So I am trying to make a code where I can compare the performance of GPU vs CPU in executing merge sort using CUDA.
The CPU function works fine.
But the GPU function fails when I try to input more than 65536
. I am fairly new to CUDA and understand that I need to make a workaround in the part where I determine how many blocks and threads to be used. But I need help with that, can anyone give me some guidance.

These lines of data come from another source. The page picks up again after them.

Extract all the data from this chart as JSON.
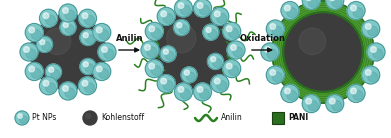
{
  "bg_color": "#ffffff",
  "carbon_color": "#3c3c3c",
  "pt_color_light": "#7ec8c8",
  "pt_color_mid": "#5aabab",
  "pt_color_dark": "#3a8888",
  "pani_color_dark": "#2a6e20",
  "pani_color_light": "#4ea030",
  "anilin_color": "#2a8020",
  "arrow_color": "#111111",
  "text_color": "#111111",
  "label_anilin": "Anilin",
  "label_oxidation": "Oxidation",
  "legend_pt": "Pt NPs",
  "legend_carbon": "Kohlenstoff",
  "legend_anilin": "Anilin",
  "legend_pani": "PANI",
  "figsize": [
    3.91,
    1.38
  ],
  "dpi": 100
}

Thanks in advance.
#include "cuda_runtime.h"
#include "device_launch_parameters.h"
#include <cuda.h>
#include <iostream>
#include <cstdlib>
#include <ctime>
#include <algorithm>
__global__ void mergeSortGPU(int* arr, int* temp, int size, int mergeSize) {
int tid = threadIdx.x + blockIdx.x * blockDim.x;
int start = tid * mergeSize * 2;
int mid = start + mergeSize;
int end = start + 2 * mergeSize;
if (start >= size || mid >= size)
return;
if (end > size)
end = size;
int i = start;
int j = mid;
int k = start;
while (i < mid && j < end) {
if (arr[i] <= arr[j])
temp[k++] = arr[i++];
else
temp[k++] = arr[j++];
}
while (i < mid)
temp[k++] = arr[i++];
while (j < end)
temp[k++] = arr[j++];
for (int idx = start; idx < end; ++idx)
arr[idx] = temp[idx];
}
int main() {
int size;
std::cout << "Enter the size of the array: ";
std::cin >> size;
// Allocate memory for the array
int* arr = new int[size];
int* carr = new int[size];
int* temp = new int[size];
srand(static_cast<unsigned int>(time(nullptr)));
for (int i = 0; i < size; ++i) {
arr[i] = rand() % 100;
carr[i] = arr[i];
}
// GPU variables
int* gpuArr;
int* gpuTemp;
int maxThreadsPerBlock = 1024;
int threadsPerBlock = std::min(1024, size / 2);
int blocksPerGrid = (size + (2 * threadsPerBlock) - 1) / (2 * threadsPerBlock);
blocksPerGrid = std::max(blocksPerGrid, 1);
// Allocate memory on GPU
cudaMalloc((void**)&gpuArr, size * sizeof(int));
cudaMalloc((void**)&gpuTemp, size * sizeof(int));
// Copy the input array to GPU memory
cudaMemcpy(gpuArr, arr, size * sizeof(int), cudaMemcpyHostToDevice);
for (int mergeSize = 1; mergeSize < size; mergeSize *= 2) {
mergeSortGPU << <blocksPerGrid, threadsPerBlock >> > (gpuArr, gpuTemp, size, mergeSize);
cudaDeviceSynchronize();
}
// Free allocated memory
delete[] arr;
delete[] carr;
delete[] temp;
cudaFree(gpuArr);
cudaFree(gpuTemp);
return 0;
}
Tried change the blockspergrid
and threadsperblock
to maximum. But I have a feeling that it is not the right way.